Très documentée, l’œuvre de Perna et Bervas, colorée par Lerolle, rend compte de l’attentat échoué du 24 mai 1940, en traitant la thèse de l’auto-attentat à laquelle penche la police mexicaine. Leur œuvre présente enfin sobrement la séance de travail supposée entre Mercader et Trotsky dans son bureau, le 20 août 1940, où Mercader assassine Trotsky d’un coup de piolet.

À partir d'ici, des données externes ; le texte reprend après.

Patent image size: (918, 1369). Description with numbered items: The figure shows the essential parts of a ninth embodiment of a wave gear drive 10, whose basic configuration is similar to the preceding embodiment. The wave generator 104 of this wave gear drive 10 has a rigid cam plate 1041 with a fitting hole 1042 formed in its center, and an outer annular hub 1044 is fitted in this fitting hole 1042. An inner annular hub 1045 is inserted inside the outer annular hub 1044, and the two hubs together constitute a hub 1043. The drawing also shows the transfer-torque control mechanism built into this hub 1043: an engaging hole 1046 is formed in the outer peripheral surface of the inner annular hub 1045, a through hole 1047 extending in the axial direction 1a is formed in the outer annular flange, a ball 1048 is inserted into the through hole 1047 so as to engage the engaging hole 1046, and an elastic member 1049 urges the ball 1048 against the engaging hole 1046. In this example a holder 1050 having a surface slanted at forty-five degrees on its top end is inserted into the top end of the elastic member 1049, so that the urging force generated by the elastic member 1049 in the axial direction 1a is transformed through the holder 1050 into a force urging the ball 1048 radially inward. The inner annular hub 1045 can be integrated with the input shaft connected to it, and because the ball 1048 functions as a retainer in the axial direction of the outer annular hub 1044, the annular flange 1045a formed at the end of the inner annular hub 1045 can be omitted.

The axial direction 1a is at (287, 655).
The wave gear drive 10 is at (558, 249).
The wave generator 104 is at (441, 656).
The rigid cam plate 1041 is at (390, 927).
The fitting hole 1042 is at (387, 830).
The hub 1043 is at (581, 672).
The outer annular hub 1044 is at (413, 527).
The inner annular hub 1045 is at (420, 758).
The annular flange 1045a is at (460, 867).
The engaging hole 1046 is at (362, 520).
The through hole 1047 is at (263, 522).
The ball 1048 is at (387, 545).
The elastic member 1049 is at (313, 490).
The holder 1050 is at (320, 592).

La bande dessinée introduit aussi à la compréhension par Trotsky, de la bureaucratie stalinienne comme « la clique totalitaire du Kremlin qui s’appuie sur « les prétendants à la domination totalitaire »[1]. En mêlant récit historique et intrigue policière, Perna rend vivant un épisode sanglant de la contre-révolution stalinienne en URSS, particulièrement symbolique de par la personnalité de la victime. Perna crée des personnages non historiques pour personnages principaux. Le policier, Pavel, par exemple, qui veut découvrir les ressorts complets de l’affaire, est lui-même suivi par le KGB et les services secrets tchèques staliniens à l’époque. En mettant en avant des personnages fictifs, Perna insuffle une intrigue qui sollicite lecteur et lectrice. Perna joue aussi des pistes interprétatives où il se trouve en liberté de création. Ainsi, explore-t-il la relation de Mercader à sa mère, ébauchant une hypothèse psycho-affective à la source explicative de son acte. Mais l’hypothèse reste intelligemment à l’état d’hypothèse, le récit historique, alors relançant l’histoire. C’est ce va et vient de la fiction pure à l’accréditation historique des épisodes narrés et dessinés qui donne toute sa dynamique à l’œuvre. Lecture agréable, il s’agit aussi d’une lecture instructive mais aussi d’une lecture qui entretient une mémoire révolutionnaire contre le totalitarisme dont parlait déjà Trotsky, et dont l’actualité ne se dément pas, sous des oripeaux politiques très divers.

Philippe Geneste

Nota Bene : En complément de la bande dessinée, recommandons Broué, Pierre, Trotsky, Paris, Fayard, 1988, 1105 p. ; Broué, Pierre, L’Assassinat de Trotsky, Paris, éditions Complexe, 1980, 192 p.

 Note

[1] Trotsky, Léon, Œuvres, juin 1940- août 1940, tome 24, publiées sous la direction de Pierre Broué, introduction et notes de Pierre Broué, Paris, 1987, Publications de l’Institut Léon Trotsky401 p. – p 313.